Anyone have a Kick-Eez on a Citori or similar O/U? Was wondering about the recoil reduction and if was worth the expense (even though fairly minimal).

I shoot left and can't really find a suitable left handed semi auto.


----------



## Brokengunz (Sep 3, 2011)

the new semi autos have shim to adjust left to right, a citori might have cast for a right hand shooter. best option is to go for a gun fitting, the fitter will give you the numbers you need for a fit, some can adjust or make a stock that fits. i shoot left to finally had to buy a LEFTY stock, and do some grinding on it. but it shoots good.


----------



## Hells Canyon (Nov 1, 2012)

I have that pad on my Citori and I really like it. I am not a big person either and I think it is certainly worth it.


----------



## Thomas D (Jan 27, 2003)

Brokengunz said:


> the new semi autos have shim to adjust left to right, a citori might have cast for a right hand shooter. best option is to go for a gun fitting, the fitter will give you the numbers you need for a fit, some can adjust or make a stock that fits. i shoot left to finally had to buy a LEFTY stock, and do some grinding on it. but it shoots good.

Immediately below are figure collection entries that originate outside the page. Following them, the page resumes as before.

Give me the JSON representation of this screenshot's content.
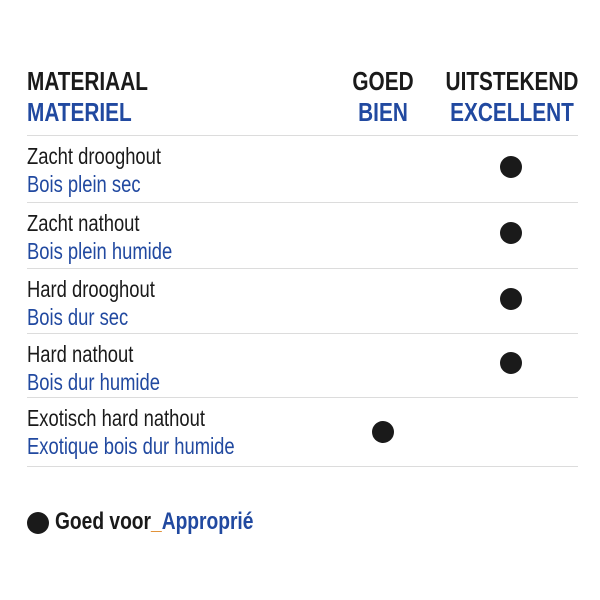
{
  "header": {
    "material_nl": "MATERIAAL",
    "material_fr": "MATERIEL",
    "good_nl": "GOED",
    "good_fr": "BIEN",
    "excellent_nl": "UITSTEKEND",
    "excellent_fr": "EXCELLENT"
  },
  "rows": [
    {
      "nl": "Zacht drooghout",
      "fr": "Bois plein sec",
      "rating": "excellent"
    },
    {
      "nl": "Zacht nathout",
      "fr": "Bois plein humide",
      "rating": "excellent"
    },
    {
      "nl": "Hard drooghout",
      "fr": "Bois dur sec",
      "rating": "excellent"
    },
    {
      "nl": "Hard nathout",
      "fr": "Bois dur humide",
      "rating": "excellent"
    },
    {
      "nl": "Exotisch hard nathout",
      "fr": "Exotique bois dur humide",
      "rating": "good"
    }
  ],
  "legend": {
    "nl": "Goed voor",
    "separator": "_",
    "fr": "Approprié",
    "icon": "filled-circle"
  },
  "colors": {
    "text": "#1a1a1a",
    "french": "#2149a0",
    "separator": "#e08a2a",
    "divider": "#dcdcdc"
  }
}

I understand that. It's not my shooting the gun that's the problem. I hit birds fine with it. It's the kick that I need to reduce.


----------



## Erik Nilsson (Jan 16, 2011)

Hells Canyon said:


> I have that pad on my Citori and I really like it. I am not a big person either and I think it is certainly worth it.


Me too. I have one on my 425


----------



## Raymond Little (Aug 2, 2006)

Tom, have you tried a Mercury compensator in the butt stock? What kind of $$ is considered minimal? It's a Citori man, spring for the $19.99.


----------



## Thomas D (Jan 27, 2003)

That was my point. Most recoil redcucers are fairly minimal in price. It's not a big gamble even if it doesn't work. 

Do you have a Mecury Compensator on a Citori?


----------



## Raymond Little (Aug 2, 2006)

Nope, can't afford them high $$ guns just to shoot ducks down here. Worked with a guy who was a ranked sporting clays shooter who said they did wonders when shooting a 1000 rounds a week. Good luck with your search .


----------



## Golddogs (Feb 3, 2004)

Thomas D said:


> Anyone have a Kick-Eez on a Citori or similar O/U? Was wondering about the recoil reduction and if was worth the expense (even though fairly minimal).
> 
> I shoot left and can't really find a suitable left handed semi auto.


I have a Limbsaver on mine and it helps a lot over the hard rubber one Browning uses. You will need to get a grind to fit, but it is worth the $$ IMO.


----------



## Paul Frey (Jun 15, 2012)

I have one on my Beretta 682. I really like it. 100 rounds of sporting clays and I'm fine (although i am a pretty big guy).


----------